California has a no-fault divorce law, which means that neither party in the divorce needs to prove wrongdoing in order to dissolve the marriage. Essentially, the spouse seeking the divorce need only state that the two spouses have irreconcilable differences.
State law requires one or both of the parties to have lived in California for at least six months prior to filing for divorce and in their county for three months prior to filing. There is no requirement for one party to have the other party sign the divorce petition unless they respond to it.
What is an uncontested divorce?
An uncontested divorce occurs when the spouses or domestic partners agree on issues like property division and money. This may involve mediation or another dispute resolution process.
Some parties choose this process because it can save time and is less expensive than other options. The parties may also find that by participating in a divorce process outside of court, it limits the emotional toll of the proceedings.

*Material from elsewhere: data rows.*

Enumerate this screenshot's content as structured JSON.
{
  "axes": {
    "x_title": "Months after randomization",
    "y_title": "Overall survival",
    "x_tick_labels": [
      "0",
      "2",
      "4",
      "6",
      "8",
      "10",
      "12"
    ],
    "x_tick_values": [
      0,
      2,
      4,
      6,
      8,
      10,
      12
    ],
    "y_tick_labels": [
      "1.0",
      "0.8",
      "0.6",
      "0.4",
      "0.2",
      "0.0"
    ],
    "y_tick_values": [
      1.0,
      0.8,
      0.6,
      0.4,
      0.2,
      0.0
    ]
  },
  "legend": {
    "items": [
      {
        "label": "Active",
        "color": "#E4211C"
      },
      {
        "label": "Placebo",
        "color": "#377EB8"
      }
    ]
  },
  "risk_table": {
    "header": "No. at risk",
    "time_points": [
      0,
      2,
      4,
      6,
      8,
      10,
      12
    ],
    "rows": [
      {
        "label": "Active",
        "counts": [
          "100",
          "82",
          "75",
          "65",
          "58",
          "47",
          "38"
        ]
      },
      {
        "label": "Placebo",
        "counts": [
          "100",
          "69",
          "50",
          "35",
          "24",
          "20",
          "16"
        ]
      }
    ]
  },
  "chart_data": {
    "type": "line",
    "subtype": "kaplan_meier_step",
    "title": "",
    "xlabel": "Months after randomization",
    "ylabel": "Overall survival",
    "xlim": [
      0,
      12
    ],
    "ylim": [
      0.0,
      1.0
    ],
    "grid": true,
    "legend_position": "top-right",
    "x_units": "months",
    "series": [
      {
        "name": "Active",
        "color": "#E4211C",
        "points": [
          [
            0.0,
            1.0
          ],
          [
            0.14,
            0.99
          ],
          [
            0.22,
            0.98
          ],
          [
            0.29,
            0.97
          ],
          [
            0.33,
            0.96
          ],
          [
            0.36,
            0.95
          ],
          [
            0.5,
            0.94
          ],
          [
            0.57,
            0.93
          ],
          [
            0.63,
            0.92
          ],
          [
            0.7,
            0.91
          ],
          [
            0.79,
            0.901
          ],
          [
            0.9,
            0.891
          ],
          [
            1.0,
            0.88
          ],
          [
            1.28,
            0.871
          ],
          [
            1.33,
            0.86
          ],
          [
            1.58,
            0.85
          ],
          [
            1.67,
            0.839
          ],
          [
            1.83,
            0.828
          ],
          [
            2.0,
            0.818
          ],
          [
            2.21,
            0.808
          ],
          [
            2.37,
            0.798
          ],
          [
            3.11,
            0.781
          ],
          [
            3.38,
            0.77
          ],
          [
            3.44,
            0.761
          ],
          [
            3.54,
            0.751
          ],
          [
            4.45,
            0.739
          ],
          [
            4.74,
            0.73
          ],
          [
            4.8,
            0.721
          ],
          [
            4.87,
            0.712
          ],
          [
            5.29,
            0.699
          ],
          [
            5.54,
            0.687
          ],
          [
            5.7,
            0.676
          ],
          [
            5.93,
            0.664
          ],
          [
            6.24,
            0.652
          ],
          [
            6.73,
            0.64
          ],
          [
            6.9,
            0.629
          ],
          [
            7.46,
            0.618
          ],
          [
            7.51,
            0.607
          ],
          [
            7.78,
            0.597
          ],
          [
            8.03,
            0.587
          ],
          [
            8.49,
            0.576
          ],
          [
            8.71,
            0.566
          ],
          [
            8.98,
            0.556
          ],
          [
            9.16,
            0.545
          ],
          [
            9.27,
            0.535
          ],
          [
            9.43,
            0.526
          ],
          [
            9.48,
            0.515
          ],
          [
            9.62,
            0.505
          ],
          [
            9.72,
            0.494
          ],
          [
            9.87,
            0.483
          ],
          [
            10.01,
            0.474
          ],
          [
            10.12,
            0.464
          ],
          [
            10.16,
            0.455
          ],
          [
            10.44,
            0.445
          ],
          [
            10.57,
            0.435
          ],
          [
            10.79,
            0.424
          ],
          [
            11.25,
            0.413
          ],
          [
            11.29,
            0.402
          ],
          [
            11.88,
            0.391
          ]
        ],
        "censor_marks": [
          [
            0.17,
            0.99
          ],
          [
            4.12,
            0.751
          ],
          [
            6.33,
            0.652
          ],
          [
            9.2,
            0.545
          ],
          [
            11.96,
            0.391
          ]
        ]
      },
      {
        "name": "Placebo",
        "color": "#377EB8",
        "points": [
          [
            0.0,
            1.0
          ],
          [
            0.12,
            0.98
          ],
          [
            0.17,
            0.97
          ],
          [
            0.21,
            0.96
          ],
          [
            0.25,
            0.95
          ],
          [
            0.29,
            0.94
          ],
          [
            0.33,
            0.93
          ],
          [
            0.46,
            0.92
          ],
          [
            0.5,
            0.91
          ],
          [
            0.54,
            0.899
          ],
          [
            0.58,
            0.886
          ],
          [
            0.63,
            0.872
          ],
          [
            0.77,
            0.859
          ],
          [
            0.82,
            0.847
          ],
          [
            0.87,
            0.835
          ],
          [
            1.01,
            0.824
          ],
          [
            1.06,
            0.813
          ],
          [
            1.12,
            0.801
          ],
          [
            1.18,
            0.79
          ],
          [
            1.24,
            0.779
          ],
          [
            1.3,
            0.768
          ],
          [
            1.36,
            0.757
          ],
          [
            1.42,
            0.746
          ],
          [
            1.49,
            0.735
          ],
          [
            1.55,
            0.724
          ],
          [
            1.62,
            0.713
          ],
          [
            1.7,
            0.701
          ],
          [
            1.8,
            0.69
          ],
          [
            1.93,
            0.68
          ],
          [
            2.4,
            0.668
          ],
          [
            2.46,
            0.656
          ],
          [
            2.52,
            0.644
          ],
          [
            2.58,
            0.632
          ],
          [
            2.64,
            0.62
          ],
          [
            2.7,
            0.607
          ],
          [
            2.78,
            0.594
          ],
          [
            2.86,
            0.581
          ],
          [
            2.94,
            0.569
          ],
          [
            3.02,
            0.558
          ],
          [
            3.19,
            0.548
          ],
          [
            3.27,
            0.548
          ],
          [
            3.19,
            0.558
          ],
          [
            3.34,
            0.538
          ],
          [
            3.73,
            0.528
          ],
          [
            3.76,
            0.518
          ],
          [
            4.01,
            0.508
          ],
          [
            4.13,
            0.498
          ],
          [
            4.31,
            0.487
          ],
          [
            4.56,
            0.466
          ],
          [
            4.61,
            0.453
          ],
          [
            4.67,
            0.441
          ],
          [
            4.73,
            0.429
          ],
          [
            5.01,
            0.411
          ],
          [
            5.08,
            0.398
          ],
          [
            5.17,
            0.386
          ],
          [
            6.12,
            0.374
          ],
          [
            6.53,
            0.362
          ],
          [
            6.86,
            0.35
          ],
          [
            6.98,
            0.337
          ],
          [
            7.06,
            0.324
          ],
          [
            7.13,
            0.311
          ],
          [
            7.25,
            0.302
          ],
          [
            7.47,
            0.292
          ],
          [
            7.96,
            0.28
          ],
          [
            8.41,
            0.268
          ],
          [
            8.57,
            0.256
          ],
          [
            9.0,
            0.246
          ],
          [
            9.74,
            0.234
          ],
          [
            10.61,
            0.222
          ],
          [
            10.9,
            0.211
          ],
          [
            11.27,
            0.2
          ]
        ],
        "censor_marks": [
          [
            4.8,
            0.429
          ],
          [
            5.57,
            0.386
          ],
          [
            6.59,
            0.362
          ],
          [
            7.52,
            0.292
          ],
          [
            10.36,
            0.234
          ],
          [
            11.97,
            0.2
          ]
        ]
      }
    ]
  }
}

What is a contested divorce?
Sometimes when the parties cannot agree on a divorce settlement, they can only resolve their issues through litigation in a contested divorce.
A contested divorce occurs when a spouse or domestic partner files a petition for divorce and the other party disagrees with what they are asking for. This can be because they agree with some requests, but disagree with others or because they disagree with the entire request.
The court will set a trial date and the parties may be required to participate in a settlement conference before the trial. During the trial, the court may make a decision about the distribution of marital assets and debts, among other issues.
A contested divorce can be difficult for all of the parties involved. An experienced attorney can offer advice to spouses and domestic partners about how to protect their rights and the interests of their children, how to file divorce paperwork and provide representation in court.